Outlets including Beverage Daily reported and then corrected, fooled by a supposed statement from the company that the new bottle-shaped bag delivers "the full Coca-Cola brand experience, without costing the consumer a cent more. They get greater value from their purchase, and we recover our famous branding, keeping Coca-Cola distinguished from all the other drinks."
An actual statement from the company clarified that the video is hoax, noting: "The company currently distributes Coca-Cola in Central America countries in cans, plastic PET and glass. While Coca-Cola is always looking for new and better ways of satisfying customer demand, we do not comment on potential new ideas until a decision about their implementation is real."
One sustainable move it could confirm this week: a new system to purify and re-use industrial-process water that could improve the company's water-use efficiency by up to 35 percent, "contribute to growth and local economic development opportunities, further support local communities, and reduce its water footprint," as the company said in a press release.

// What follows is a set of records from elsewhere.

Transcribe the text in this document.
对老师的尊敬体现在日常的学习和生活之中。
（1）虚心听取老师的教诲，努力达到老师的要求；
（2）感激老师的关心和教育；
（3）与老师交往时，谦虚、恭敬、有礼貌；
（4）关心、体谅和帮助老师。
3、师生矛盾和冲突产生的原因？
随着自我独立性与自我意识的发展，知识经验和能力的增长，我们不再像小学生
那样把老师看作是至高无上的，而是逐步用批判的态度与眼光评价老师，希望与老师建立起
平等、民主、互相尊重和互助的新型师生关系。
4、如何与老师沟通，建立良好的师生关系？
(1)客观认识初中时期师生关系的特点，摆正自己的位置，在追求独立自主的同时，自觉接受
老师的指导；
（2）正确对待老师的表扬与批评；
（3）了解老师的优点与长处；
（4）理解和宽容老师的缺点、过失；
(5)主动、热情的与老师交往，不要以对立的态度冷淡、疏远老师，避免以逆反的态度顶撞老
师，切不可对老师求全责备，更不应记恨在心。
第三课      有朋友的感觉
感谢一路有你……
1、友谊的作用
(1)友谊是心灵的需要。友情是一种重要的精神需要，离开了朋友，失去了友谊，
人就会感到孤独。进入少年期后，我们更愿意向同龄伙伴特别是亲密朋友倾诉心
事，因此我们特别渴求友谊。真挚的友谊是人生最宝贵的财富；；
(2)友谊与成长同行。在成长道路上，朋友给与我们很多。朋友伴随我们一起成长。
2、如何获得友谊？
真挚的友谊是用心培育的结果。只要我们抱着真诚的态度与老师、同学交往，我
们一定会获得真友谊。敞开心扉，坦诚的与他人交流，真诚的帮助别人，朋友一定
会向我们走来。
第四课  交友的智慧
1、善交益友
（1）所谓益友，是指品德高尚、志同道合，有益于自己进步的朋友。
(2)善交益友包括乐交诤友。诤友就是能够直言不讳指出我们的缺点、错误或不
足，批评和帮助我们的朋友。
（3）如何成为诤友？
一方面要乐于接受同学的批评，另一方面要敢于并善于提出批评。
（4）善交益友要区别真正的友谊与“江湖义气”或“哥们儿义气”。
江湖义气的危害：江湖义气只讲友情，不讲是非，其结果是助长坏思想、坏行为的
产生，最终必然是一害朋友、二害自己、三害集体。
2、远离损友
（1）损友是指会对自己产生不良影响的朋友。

Coca-Cola's new commercial-scale, first-of-its kind beverage-process water-recovery system ends up with water that meets or exceeds drinking-water standards for use in non-product activities such as bottle washing. It re-uses rather than treats and discharges the water used in its bottling facilities.
"Because responsible water management is at the heart of a sustainable future, overcoming today's water challenges calls for extraordinary action," said Bea Perez, Coke's chief sustainability officer.
Coke is deciding when and where to roll out the process at its plants beginning next year. Implemented across all of Coke's bottling plants, the new system could save as much as 100 billion liters of water annually at the company. Coca-Cola said it also hopes to "set precedent" for the rest of the industry.